There are lot's of times you want to dynamically instantiate and work with objects where the type isn't known until runtime. For example with OR-mappers or in a plugin architecture. Mocking frameworks use it, if you want to write a logging-library and dynamically want to examine type and properties of exceptions.
If I think a bit longer I can probably come up with more examples.
I find reflection very useful if the input data (like xml) has a complex structure which is easily mapped to object-instances or i need some kind of "is a" relationship between the instances.
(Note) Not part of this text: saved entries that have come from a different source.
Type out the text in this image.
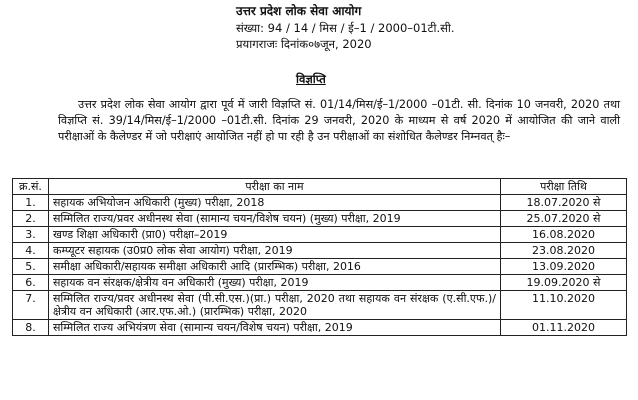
उत्तर प्रदेश लोक सेवा आयोग
संख्या: 94 / 14 / मिस / ई–1 / 2000–01टी.सी.
प्रयागराजः दिनांक०७जून, 2020
विज्ञप्ति
उत्तर प्रदेश लोक सेवा आयोग द्वारा पूर्व में जारी विज्ञप्ति सं. 01/14/मिस/ई–1/2000 –01टी. सी. दिनांक 10 जनवरी, 2020 तथा विज्ञप्ति सं. 39/14/मिस/ई–1/2000 –01टी.सी. दिनांक 29 जनवरी, 2020 के माध्यम से वर्ष 2020 में आयोजित की जाने वाली परीक्षाओं के कैलेण्डर में जो परीक्षाएं आयोजित नहीं हो पा रही है उन परीक्षाओं का संशोधित कैलेण्डर निम्नवत् हैः–
क्र.सं.	परीक्षा का नाम	परीक्षा तिथि
1.	सहायक अभियोजन अधिकारी (मुख्य) परीक्षा, 2018	18.07.2020 से
2.	सम्मिलित राज्य/प्रवर अधीनस्थ सेवा (सामान्य चयन/विशेष चयन) (मुख्य) परीक्षा, 2019	25.07.2020 से
3.	खण्ड शिक्षा अधिकारी (प्रा0) परीक्षा–2019	16.08.2020
4.	कम्प्यूटर सहायक (उ0प्र0 लोक सेवा आयोग) परीक्षा, 2019	23.08.2020
5.	समीक्षा अधिकारी/सहायक समीक्षा अधिकारी आदि (प्रारम्भिक) परीक्षा, 2016	13.09.2020
6.	सहायक वन संरक्षक/क्षेत्रीय वन अधिकारी (मुख्य) परीक्षा, 2019	19.09.2020 से
7.	सम्मिलित राज्य/प्रवर अधीनस्थ सेवा (पी.सी.एस.)(प्रा.) परीक्षा, 2020 तथा सहायक वन संरक्षक (ए.सी.एफ.)/क्षेत्रीय वन अधिकारी (आर.एफ.ओ.) (प्रारम्भिक) परीक्षा, 2020	11.10.2020
8.	सम्मिलित राज्य अभियंत्रण सेवा (सामान्य चयन/विशेष चयन) परीक्षा, 2019	01.11.2020
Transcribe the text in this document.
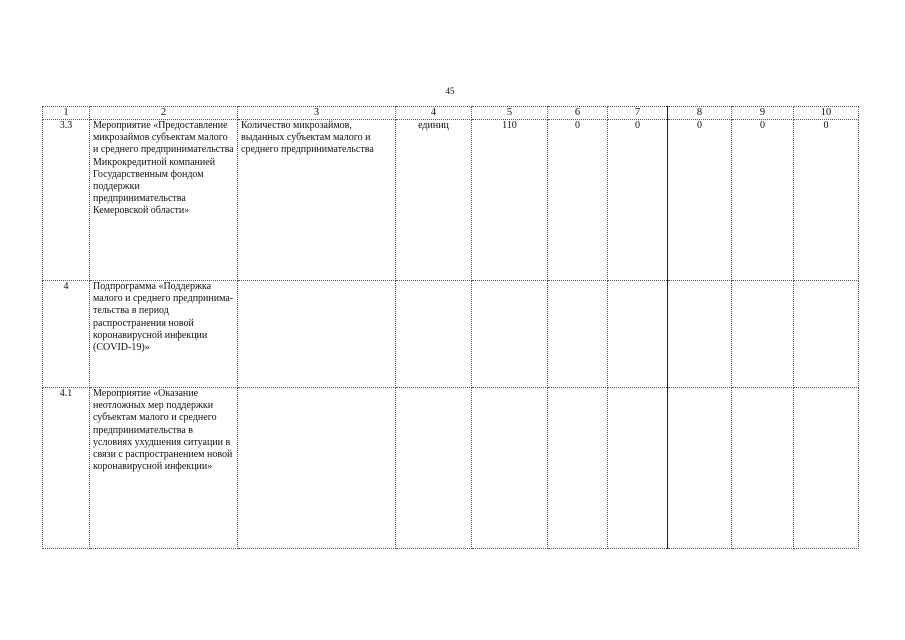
45
1	2	3	4	5	6	7	8	9	10
3.3	Мероприятие «Предоставление микрозаймов субъектам малого и среднего предпринимательства Микрокредитной компанией Государственным фондом поддержки предпринимательства Кемеровской области»	Количество микрозаймов, выданных субъектам малого и среднего предпринимательства	единиц	110	0	0	0	0	0
4	Подпрограмма «Поддержка малого и среднего предпринима-тельства в период распространения новой коронавирусной инфекции (COVID-19)»								
4.1	Мероприятие «Оказание неотложных мер поддержки субъектам малого и среднего предпринимательства в условиях ухудшения ситуации в связи с распространением новой коронавирусной инфекции»								
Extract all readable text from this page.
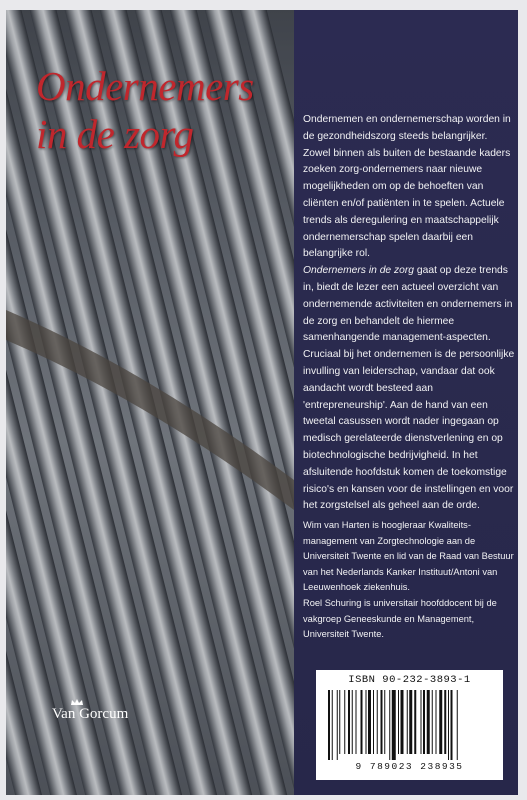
Ondernemers
in de zorg	Ondernemen en ondernemerschap worden in de gezondheidszorg steeds belangrijker. Zowel binnen als buiten de bestaande kaders zoeken zorg-ondernemers naar nieuwe mogelijkheden om op de behoeften van cliënten en/of patiënten in te spelen. Actuele trends als deregulering en maatschappelijk ondernemerschap spelen daarbij een belangrijke rol.

Ondernemers in de zorg gaat op deze trends in, biedt de lezer een actueel overzicht van ondernemende activiteiten en ondernemers in de zorg en behandelt de hiermee samenhangende management-aspecten. Cruciaal bij het ondernemen is de persoonlijke invulling van leiderschap, vandaar dat ook aandacht wordt besteed aan 'entrepreneurship'. Aan de hand van een tweetal casussen wordt nader ingegaan op medisch gerelateerde dienstverlening en op biotechnologische bedrijvigheid. In het afsluitende hoofdstuk komen de toekomstige risico's en kansen voor de instellingen en voor het zorgstelsel als geheel aan de orde.

Wim van Harten is hoogleraar Kwaliteits-management van Zorgtechnologie aan de Universiteit Twente en lid van de Raad van Bestuur van het Nederlands Kanker Instituut/Antoni van Leeuwenhoek ziekenhuis.

Roel Schuring is universitair hoofddocent bij de vakgroep Geneeskunde en Management, Universiteit Twente.

ISBN 90-232-3893-1
9 789023 238935
Van Gorcum
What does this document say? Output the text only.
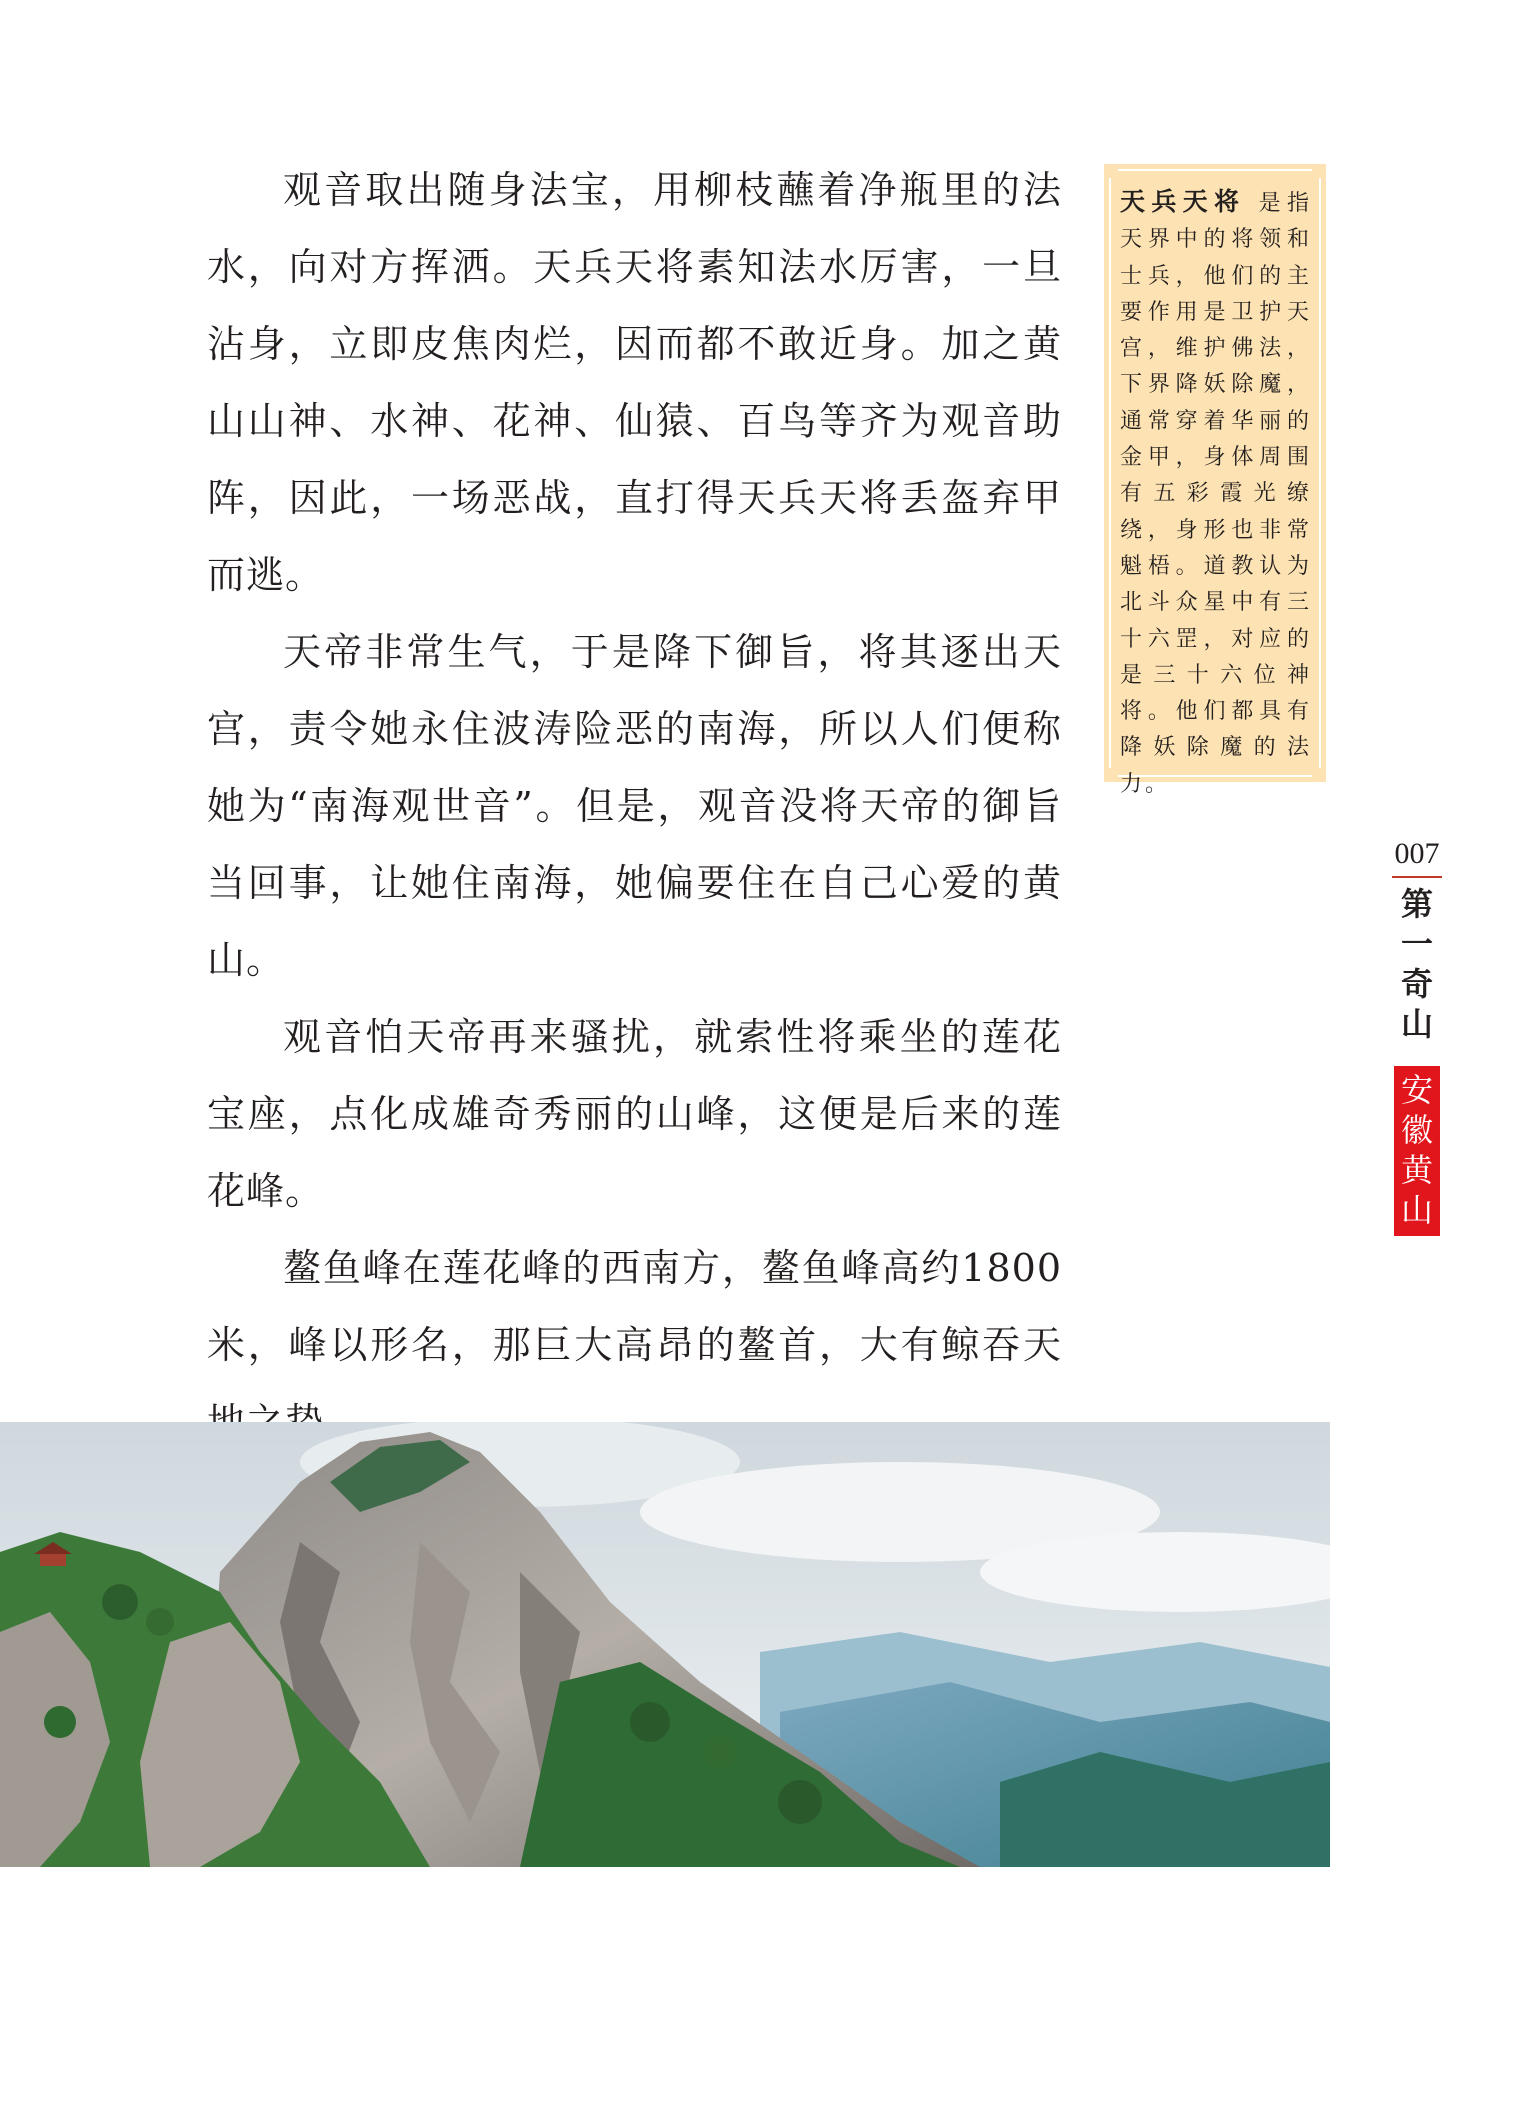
观音取出随身法宝，用柳枝蘸着净瓶里的法水，向对方挥洒。天兵天将素知法水厉害，一旦沾身，立即皮焦肉烂，因而都不敢近身。加之黄山山神、水神、花神、仙猿、百鸟等齐为观音助阵，因此，一场恶战，直打得天兵天将丢盔弃甲而逃。

天帝非常生气，于是降下御旨，将其逐出天宫，责令她永住波涛险恶的南海，所以人们便称她为“南海观世音”。但是，观音没将天帝的御旨当回事，让她住南海，她偏要住在自己心爱的黄山。

观音怕天帝再来骚扰，就索性将乘坐的莲花宝座，点化成雄奇秀丽的山峰，这便是后来的莲花峰。

鳌鱼峰在莲花峰的西南方，鳌鱼峰高约1800米，峰以形名，那巨大高昂的鳌首，大有鲸吞天

天兵天将 是指天界中的将领和士兵，他们的主要作用是卫护天宫，维护佛法，下界降妖除魔，通常穿着华丽的金甲，身体周围有五彩霞光缭绕，身形也非常魁梧。道教认为北斗众星中有三十六罡，对应的是三十六位神将。他们都具有降妖除魔的法力。
007
第一奇山
安徽黄山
As reflection is relatively easy in java, I sometimes use it for simple data (key-value maps) where I have a small fixed set of keys. One one hand it's simple to determine if a key is valid (if the class has a setter setKey(String data)), on the other hand i can change the type of the (textual) input data and hide the transformation (e.g simple cast to int in getKey()), so the rest of the application can rely on correctly typed data.
If the type of some key-value-pair changes for one object (e.g. form int to float), i only have to change it in the data-object and its users but don't have to keep in mind to check the parser too. This might not be a sensible approach, if performance is an issue...
Writing dispatchers. Twisted uses python's reflective capabilities to dispatch XML-RPC and SOAP calls. RMI uses Java's reflection api for dispatch.
Command line parsing. Building up a config object based on the command line parameters that are passed in.
When writing unit tests, it can be helpful to use reflection, though mostly I've used this to bypass access modifiers (Java).
I've used reflection in C# when there was some internal or private method in the framework or a third party library that I wanted to access.
(Disclaimer: It's not necessarily a best-practice because private and internal methods may be changed in later versions. But it worked for what I needed.)
Well, in statically-typed languages, you'd want to use reflection any time you need to do something "dynamic". It comes in handy for tooling purposes (scanning the members of an object). In Java it's used in JMX and dynamic proxies quite a bit. And there are tons of one-off cases where it's really the only way to go (pretty much anytime you need to do something the compiler won't let you do).
I generally use reflection for debugging. Reflection can more easily and more accurately display the objects within the system than an assortment of print statements. In many languages that have first-class functions, you can even invoke the functions of the object without writing special code.
There is, however, a way to do what you want(ed). Use a hashtable. Store the fields keyed against the field name.
If you really wanted to, you could then create standard Get/Set functions, or create macros that do it on the fly. #define GetX() Get("X") sort of thing.
You could even implement your own imperfect reflection that way.
For the advanced user, if you can compile the code, it may be possible to enable debug output generation and use that to perform reflection.